– ¡Guapa! Ponme otra copa
– ¡Te he dicho que voy a cerrar, joder!
Tener que echar del local a los “borrachos babosos” que a última hora querían (o exigían) tomar una última copa no era lo que más le molestaba de ese trabajo. Lo que no soportaba, en realidad, es que cualquiera de ellos se tomara la libertad de llamarla “guapa”, “encanto”, “bonita” o (el que sacaba a Lucía de sus casillas), “culito”.
– Venga, culito. Te prometo que me la tomo en cinco minutos.
Lucía arrojó con fuerza la bayeta en la barra haciendo que algunas gotas salpicaran directamente en la cara del desagradable cliente. Aquello era motivo más que suficiente para que el individuo pidiera una hoja de reclamaciones, pero ella sabía que con la borrachera que él llevaba no se le iba a ocurrir. Estaba convencida de que ni siquiera podría coger un bolígrafo para firmarla.
– Me gustan las tías con carácter. – dijo esbozando una sonrisa- No te preocupes que lo he entendido.
– Muchas gracias. Ya te he dicho que son las tres y diez de la mañana. Y ahora, si no te importa…
– Espero a que cierres y te invito a tomar una copa en mi casa..
Aquella última frase sacó a Lucía de sus casillas. Salió precipitadamente de la barra y abrió la puerta invitándole (obligándole) a que saliera. Ni siquiera pronunció una palabra. Su gesto debería decirlo todo.
– Eres una puta borde, – dijo el hombre poniéndose torpemente el abrigo- ¿te lo habían dicho alguna vez?
Lucía se mantuvo firme apretando con fuerza el tirador de la puerta del local.
– Y esto no va a quedar así – se tambaleaba mientras se acercaba a la puerta- esto mañana se lo voy a decir a tu jefe. Es amigo mío.
– Pues mío no.
El hombre salió del local y se quedó mirándola con embriagado desdén. Lucía cerró la puerta de un portazo y echó la llave.
Se sentó en el taburete que el imbécil borracho había dejado libre y comenzó a llorar desconsoladamente. Después de tanto tiempo buscándolo había encontrado un trabajo que le permitía pagar el alquiler, hacer una buena compra dos veces al mes e, incluso, poder darse algún que otro capricho en las rebajas pero ¿a cambio de qué?

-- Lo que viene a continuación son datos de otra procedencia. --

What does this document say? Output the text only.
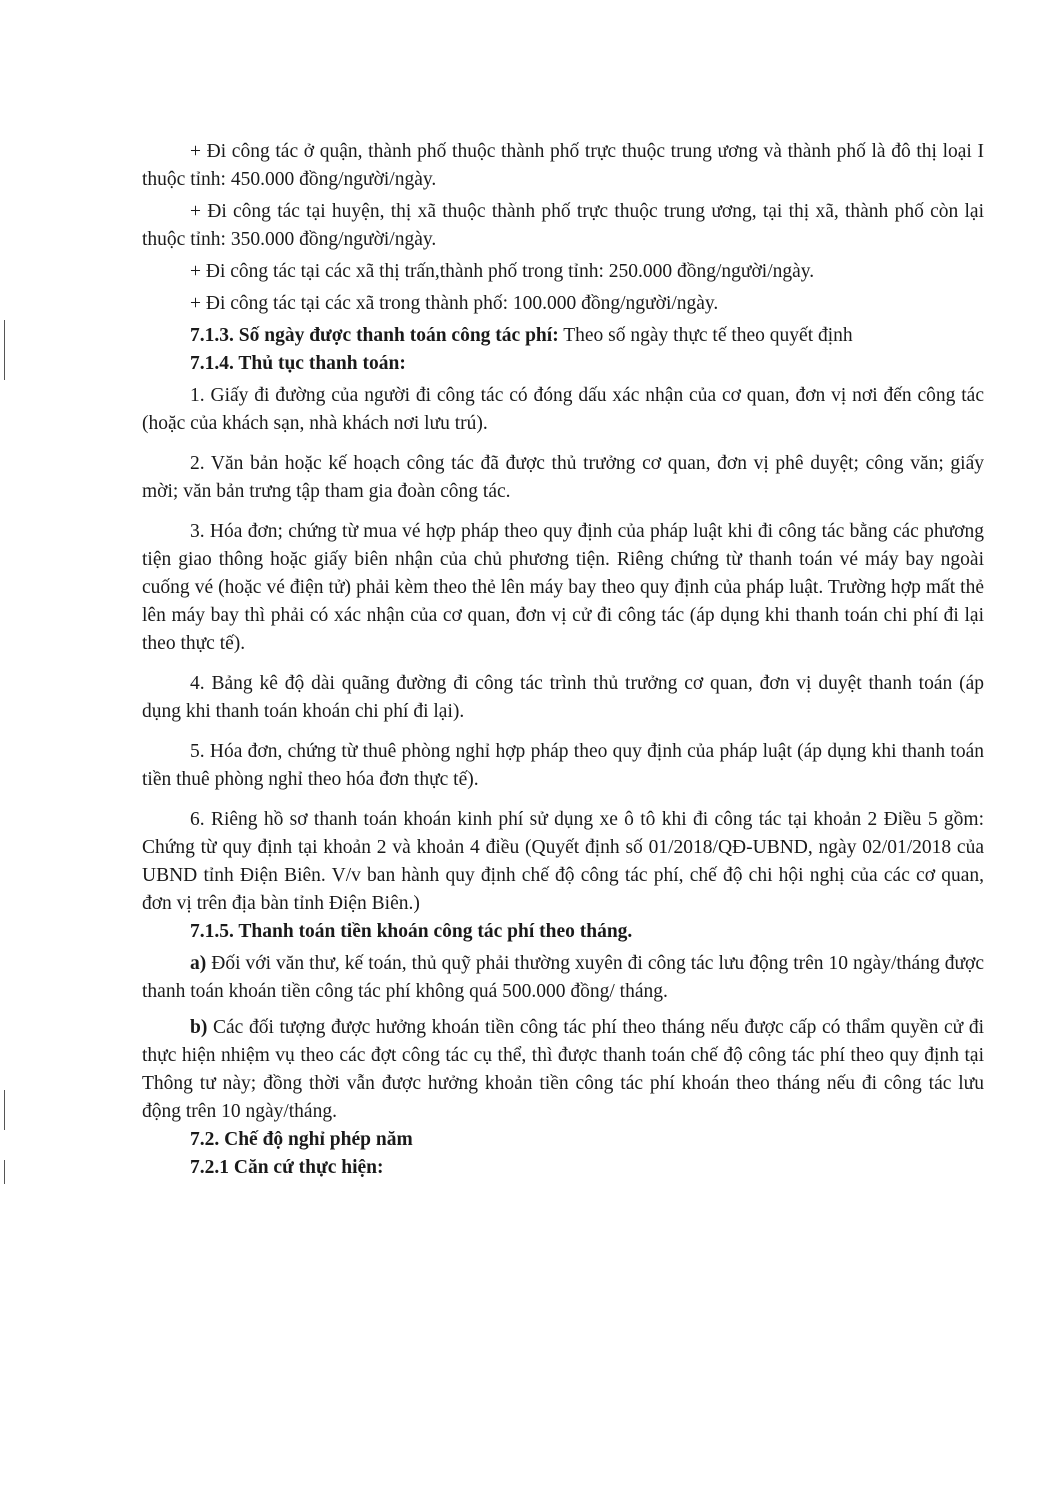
+ Đi công tác ở quận, thành phố thuộc thành phố trực thuộc trung ương và thành phố là đô thị loại I thuộc tỉnh: 450.000 đồng/người/ngày.

+ Đi công tác tại huyện, thị xã thuộc thành phố trực thuộc trung ương, tại thị xã, thành phố còn lại thuộc tỉnh: 350.000 đồng/người/ngày.

+ Đi công tác tại các xã thị trấn,thành phố trong tỉnh: 250.000 đồng/người/ngày.

+ Đi công tác tại các xã trong thành phố: 100.000 đồng/người/ngày.

7.1.3. Số ngày được thanh toán công tác phí: Theo số ngày thực tế theo quyết định

7.1.4. Thủ tục thanh toán:

1. Giấy đi đường của người đi công tác có đóng dấu xác nhận của cơ quan, đơn vị nơi đến công tác (hoặc của khách sạn, nhà khách nơi lưu trú).

2. Văn bản hoặc kế hoạch công tác đã được thủ trưởng cơ quan, đơn vị phê duyệt; công văn; giấy mời; văn bản trưng tập tham gia đoàn công tác.

3. Hóa đơn; chứng từ mua vé hợp pháp theo quy định của pháp luật khi đi công tác bằng các phương tiện giao thông hoặc giấy biên nhận của chủ phương tiện. Riêng chứng từ thanh toán vé máy bay ngoài cuống vé (hoặc vé điện tử) phải kèm theo thẻ lên máy bay theo quy định của pháp luật. Trường hợp mất thẻ lên máy bay thì phải có xác nhận của cơ quan, đơn vị cử đi công tác (áp dụng khi thanh toán chi phí đi lại theo thực tế).

4. Bảng kê độ dài quãng đường đi công tác trình thủ trưởng cơ quan, đơn vị duyệt thanh toán (áp dụng khi thanh toán khoán chi phí đi lại).

5. Hóa đơn, chứng từ thuê phòng nghỉ hợp pháp theo quy định của pháp luật (áp dụng khi thanh toán tiền thuê phòng nghỉ theo hóa đơn thực tế).

6. Riêng hồ sơ thanh toán khoán kinh phí sử dụng xe ô tô khi đi công tác tại khoản 2 Điều 5 gồm: Chứng từ quy định tại khoản 2 và khoản 4 điều (Quyết định số 01/2018/QĐ-UBND, ngày 02/01/2018 của UBND tỉnh Điện Biên. V/v ban hành quy định chế độ công tác phí, chế độ chi hội nghị của các cơ quan, đơn vị trên địa bàn tỉnh Điện Biên.)

7.1.5. Thanh toán tiền khoán công tác phí theo tháng.

a) Đối với văn thư, kế toán, thủ quỹ phải thường xuyên đi công tác lưu động trên 10 ngày/tháng được thanh toán khoán tiền công tác phí không quá 500.000 đồng/ tháng.

b) Các đối tượng được hưởng khoán tiền công tác phí theo tháng nếu được cấp có thẩm quyền cử đi thực hiện nhiệm vụ theo các đợt công tác cụ thể, thì được thanh toán chế độ công tác phí theo quy định tại Thông tư này; đồng thời vẫn được hưởng khoản tiền công tác phí khoán theo tháng nếu đi công tác lưu động trên 10 ngày/tháng.

7.2. Chế độ nghỉ phép năm

7.2.1 Căn cứ thực hiện:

Volvió a entrar en la barra y sirvió un chupito de Cutty Shark que se bebió de un solo trago abrasándole la garganta. Puso cara de asco y sufrió una arcada.
– ¡Joder!
Tras unos segundos se sintió mucho mejor.
Terminó de pasar la bayeta a la barra, hizo la caja y, tras escribir una nota que dejó junto a la caja registradora, apagó las luces del local. Salió a la calle. Cerró las puertas y tiró las llaves a un contenedor. No hacía especialmente frío así que decidió ir andando hacia casa pensando analizando lo que acababa de hacer.
Durante todo el trayecto las lágrimas no dejaron de brotar por sus mejillas. Incluso unos jóvenes que estaban haciendo botellón en un parque le preguntaron que si estaba bien. Aquello hizo que por primera vez sonriera en aquella noche.
Al entrar en el apartamento ni siquiera encendió las luces. Fue directa hacia el dormitorio y continúo llorando durante un buen rato en la cama. Cuando se hubo calmado y comenzaba a pensar fríamente en lo que había hecho, la segunda sonrisa de esa noche apareció en su rostro.
Encendió la luz de la mesilla y se dirigió hacia el armario empotrado. Lo abrió y rebuscó en la balda de la parte de arriba.
– Aquí estáis
Sacó una caja de zapatos que puso sobre su cama. La abrió con mucho cuidado, como si un tesoro estuviera allí escondido. Sus zapatillas de ballet estaban intactas. Se las puso con la ceremonia con las que antaño siempre se las había calzado y se acercó al espejo. Era extraña la combinación de esas zapatillas con unos pantalones de Mango y una blusa de H&M, pero ella se sintió la mujer más elegante del mundo. En aquel momento, ante el espejo, hizo un “relevé”. Se vio enorme, auténtica. Miró de nuevo sus zapatillas calzadas en sus pies y esbozó la tercera y más sincera sonrisa de aquella noche.
– Chicas. Mañana volvemos a la carga. Justo donde lo habíamos dejado.